Abs at Any Stage and Any Age — FASTer Way to Fat Loss® Created by Amanda Tress

The truth is that nutrition and exercise together will give you strong, lean abs – but they need to be put together the right way! And, there should be a difference in how you perform exercises in your 30’s and when you’re no longer 30! 😊

In Your 30’s

At this age, you may notice that it’s harder to get fit. But, now is definitely the time to make good fitness habits a part of your daily routine. Being in your 30s means any type of core move would be accessible.
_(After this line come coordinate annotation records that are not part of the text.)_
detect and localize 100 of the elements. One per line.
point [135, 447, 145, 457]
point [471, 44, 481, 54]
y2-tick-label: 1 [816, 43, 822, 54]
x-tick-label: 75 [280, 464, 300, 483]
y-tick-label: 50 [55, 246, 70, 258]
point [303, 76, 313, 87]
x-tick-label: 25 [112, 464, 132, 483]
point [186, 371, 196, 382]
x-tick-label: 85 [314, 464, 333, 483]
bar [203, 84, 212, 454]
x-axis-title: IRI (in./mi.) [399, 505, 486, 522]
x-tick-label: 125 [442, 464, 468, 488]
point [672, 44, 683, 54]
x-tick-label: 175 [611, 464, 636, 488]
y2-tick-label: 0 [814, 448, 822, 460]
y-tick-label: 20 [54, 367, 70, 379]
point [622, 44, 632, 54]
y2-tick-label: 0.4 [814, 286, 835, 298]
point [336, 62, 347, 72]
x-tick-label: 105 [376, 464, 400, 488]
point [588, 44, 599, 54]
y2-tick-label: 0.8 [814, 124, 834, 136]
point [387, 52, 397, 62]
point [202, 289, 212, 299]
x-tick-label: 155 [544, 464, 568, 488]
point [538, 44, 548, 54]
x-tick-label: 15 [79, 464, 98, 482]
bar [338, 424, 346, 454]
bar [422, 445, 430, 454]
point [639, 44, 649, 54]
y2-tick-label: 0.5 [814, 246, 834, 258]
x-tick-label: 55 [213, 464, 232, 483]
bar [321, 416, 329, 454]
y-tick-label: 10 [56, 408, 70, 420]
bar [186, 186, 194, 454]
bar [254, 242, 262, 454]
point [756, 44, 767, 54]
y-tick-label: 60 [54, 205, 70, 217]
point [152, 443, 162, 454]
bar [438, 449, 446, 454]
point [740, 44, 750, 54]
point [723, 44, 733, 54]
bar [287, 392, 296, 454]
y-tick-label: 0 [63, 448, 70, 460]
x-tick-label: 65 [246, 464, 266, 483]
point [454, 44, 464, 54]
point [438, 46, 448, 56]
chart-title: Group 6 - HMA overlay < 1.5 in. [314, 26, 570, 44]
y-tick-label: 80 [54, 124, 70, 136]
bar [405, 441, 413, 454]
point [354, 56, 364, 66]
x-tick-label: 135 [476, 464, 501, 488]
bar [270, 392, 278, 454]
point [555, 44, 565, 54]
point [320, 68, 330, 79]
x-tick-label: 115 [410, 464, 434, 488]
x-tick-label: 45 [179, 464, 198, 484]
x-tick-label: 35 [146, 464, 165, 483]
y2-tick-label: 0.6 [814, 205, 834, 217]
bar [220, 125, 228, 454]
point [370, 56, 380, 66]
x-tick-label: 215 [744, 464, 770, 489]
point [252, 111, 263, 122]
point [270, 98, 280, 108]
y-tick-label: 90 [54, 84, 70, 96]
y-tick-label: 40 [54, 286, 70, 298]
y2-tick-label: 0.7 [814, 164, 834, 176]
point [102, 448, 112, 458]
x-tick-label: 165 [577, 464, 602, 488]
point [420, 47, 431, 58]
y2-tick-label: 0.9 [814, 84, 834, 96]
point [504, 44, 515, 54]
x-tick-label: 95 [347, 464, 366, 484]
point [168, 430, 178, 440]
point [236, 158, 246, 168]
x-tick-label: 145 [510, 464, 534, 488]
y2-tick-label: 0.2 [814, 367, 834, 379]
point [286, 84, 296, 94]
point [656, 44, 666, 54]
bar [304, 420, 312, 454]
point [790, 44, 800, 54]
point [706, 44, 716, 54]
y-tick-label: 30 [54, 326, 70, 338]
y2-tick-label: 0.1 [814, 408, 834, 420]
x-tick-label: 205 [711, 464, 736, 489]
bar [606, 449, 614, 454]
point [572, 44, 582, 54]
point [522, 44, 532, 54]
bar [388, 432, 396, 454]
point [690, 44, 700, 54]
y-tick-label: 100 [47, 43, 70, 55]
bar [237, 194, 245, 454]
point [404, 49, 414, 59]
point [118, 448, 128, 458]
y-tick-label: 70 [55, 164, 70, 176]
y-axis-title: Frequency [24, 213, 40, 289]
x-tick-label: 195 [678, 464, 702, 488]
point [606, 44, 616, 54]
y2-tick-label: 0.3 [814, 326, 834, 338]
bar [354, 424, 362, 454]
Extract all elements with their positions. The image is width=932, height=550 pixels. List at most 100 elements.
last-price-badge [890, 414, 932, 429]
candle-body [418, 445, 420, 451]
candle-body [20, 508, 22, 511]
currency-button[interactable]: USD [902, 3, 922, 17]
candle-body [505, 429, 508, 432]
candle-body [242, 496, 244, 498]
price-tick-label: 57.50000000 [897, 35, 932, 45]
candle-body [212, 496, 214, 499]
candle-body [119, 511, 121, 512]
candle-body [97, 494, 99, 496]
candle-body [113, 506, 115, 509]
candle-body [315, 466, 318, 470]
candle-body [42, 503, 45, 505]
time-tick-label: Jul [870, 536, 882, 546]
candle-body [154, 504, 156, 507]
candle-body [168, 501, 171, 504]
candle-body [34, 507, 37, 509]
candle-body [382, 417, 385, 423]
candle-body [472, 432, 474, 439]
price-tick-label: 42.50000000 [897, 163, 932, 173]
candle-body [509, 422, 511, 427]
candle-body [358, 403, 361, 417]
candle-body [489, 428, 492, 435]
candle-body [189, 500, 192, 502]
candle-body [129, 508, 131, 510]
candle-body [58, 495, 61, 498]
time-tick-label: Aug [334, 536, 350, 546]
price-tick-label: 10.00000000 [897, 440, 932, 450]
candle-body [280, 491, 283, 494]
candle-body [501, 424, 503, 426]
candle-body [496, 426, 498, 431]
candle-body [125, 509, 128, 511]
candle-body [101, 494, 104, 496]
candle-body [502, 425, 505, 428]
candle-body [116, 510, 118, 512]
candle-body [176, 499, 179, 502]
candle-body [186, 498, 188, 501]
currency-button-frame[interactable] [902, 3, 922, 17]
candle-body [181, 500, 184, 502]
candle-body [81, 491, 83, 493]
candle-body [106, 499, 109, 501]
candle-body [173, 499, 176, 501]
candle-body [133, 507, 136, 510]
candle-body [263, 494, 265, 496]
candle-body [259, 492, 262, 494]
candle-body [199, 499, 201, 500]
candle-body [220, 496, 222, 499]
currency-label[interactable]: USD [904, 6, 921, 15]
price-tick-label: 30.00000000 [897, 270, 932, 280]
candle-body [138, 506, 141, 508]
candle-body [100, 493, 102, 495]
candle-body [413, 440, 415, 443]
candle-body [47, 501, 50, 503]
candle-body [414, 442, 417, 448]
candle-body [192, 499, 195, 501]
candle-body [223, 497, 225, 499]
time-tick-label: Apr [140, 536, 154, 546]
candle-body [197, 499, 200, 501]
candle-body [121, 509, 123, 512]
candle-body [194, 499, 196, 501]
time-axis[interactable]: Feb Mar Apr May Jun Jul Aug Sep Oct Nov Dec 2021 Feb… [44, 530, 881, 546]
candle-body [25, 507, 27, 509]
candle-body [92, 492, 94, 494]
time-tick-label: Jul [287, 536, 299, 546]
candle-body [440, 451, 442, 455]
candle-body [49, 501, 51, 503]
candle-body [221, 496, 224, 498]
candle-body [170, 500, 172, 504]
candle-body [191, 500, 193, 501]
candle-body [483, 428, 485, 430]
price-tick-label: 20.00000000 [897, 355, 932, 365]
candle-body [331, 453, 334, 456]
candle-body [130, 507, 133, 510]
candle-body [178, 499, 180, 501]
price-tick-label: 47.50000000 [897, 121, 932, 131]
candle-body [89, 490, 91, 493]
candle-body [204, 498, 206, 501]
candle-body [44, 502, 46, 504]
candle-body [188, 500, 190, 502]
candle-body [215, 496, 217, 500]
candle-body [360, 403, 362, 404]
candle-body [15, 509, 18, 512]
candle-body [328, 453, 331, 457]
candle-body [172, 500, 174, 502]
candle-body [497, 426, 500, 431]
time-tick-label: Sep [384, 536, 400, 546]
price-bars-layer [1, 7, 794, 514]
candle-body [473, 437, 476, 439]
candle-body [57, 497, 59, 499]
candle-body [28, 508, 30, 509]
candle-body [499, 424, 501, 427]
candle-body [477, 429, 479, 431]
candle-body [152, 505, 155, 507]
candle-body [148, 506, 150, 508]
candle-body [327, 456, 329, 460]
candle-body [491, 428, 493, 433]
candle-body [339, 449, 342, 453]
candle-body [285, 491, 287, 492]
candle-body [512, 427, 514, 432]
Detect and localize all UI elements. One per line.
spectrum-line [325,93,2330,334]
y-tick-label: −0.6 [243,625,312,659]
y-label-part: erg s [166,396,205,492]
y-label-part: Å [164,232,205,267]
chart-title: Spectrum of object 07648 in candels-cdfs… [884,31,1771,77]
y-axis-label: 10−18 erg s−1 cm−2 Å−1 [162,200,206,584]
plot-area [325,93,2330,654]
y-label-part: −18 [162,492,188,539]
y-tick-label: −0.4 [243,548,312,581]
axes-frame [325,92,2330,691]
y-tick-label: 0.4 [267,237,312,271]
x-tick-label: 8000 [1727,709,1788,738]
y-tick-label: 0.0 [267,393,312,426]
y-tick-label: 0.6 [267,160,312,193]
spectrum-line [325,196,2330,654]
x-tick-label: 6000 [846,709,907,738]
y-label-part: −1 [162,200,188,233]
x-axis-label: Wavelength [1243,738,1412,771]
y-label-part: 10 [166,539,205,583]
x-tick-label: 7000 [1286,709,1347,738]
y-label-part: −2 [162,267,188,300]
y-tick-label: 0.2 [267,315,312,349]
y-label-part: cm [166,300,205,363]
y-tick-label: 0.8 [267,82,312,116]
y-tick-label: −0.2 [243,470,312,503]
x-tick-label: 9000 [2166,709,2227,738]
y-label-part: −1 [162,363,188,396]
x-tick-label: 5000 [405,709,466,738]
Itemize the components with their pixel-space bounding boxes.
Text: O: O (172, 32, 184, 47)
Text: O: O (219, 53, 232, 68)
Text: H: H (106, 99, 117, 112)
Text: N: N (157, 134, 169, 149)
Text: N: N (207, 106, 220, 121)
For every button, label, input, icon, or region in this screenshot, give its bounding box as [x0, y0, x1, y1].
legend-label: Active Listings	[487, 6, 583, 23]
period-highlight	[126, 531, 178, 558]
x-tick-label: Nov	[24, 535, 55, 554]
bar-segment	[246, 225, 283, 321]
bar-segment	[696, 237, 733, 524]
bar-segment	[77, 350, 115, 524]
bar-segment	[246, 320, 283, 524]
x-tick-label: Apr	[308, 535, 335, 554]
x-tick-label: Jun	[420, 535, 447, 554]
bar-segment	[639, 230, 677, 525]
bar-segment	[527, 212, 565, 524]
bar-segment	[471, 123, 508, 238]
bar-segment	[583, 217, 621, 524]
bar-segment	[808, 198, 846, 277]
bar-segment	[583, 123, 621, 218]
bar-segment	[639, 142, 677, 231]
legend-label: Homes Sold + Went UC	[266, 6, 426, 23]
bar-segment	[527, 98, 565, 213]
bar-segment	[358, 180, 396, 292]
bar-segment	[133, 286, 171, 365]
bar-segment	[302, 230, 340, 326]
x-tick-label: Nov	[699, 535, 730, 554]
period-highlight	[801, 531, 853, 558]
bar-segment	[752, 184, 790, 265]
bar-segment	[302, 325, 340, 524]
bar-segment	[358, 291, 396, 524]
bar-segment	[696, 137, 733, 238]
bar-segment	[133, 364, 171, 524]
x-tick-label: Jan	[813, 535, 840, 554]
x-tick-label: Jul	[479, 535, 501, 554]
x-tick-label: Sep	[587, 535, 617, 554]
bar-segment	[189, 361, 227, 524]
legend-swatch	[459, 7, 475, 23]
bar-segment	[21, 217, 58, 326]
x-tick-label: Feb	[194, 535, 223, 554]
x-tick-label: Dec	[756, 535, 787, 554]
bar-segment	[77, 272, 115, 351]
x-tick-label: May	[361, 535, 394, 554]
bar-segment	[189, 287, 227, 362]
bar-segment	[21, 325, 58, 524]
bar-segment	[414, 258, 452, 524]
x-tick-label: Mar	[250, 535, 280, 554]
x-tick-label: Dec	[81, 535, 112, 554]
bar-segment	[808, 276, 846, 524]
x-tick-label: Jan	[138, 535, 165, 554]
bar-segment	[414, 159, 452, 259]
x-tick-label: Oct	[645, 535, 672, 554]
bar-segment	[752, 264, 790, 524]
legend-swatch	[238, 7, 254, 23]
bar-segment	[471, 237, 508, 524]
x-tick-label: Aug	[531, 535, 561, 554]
After Childbirth/Diastasis Recti

Some easy beginning steps to healing from a diastasis recti injury is to understand more about breathing, your core, and posture. They each play a surprising role in healing and in preventing injury. You want to avoid any exercises that put extra stress on the midline. These can stretch or expand the abdominal wall and can lead to the condition worsening. 

In Your 40’s

Because this could be the decade for the trifecta of gravity, hormones, and a slowing metabolism, lean muscle mass tends to decrease. Strength training and getting lean muscles is the most important! Continued core strength is paramount as it is the foundation for your whole body. 

In Your 50’s

Strengthening muscles  is a must. Because muscle mass loss happens 3-8% each decade after 30, there’s a tendency to accumulate fat around your middle. Building abdominal muscle and reducing fat around your middle also helps to protect you from developing insulin resistance, a precursor to diabetes.

In Your 60’s and Beyond

It’s most important to focus on less aerobic exercises and focus on resistance training. You might have to work around some age-related limitations, such as limited flexibility and back or joint problems. To flatten your abs over 50, you’re looking at the long game.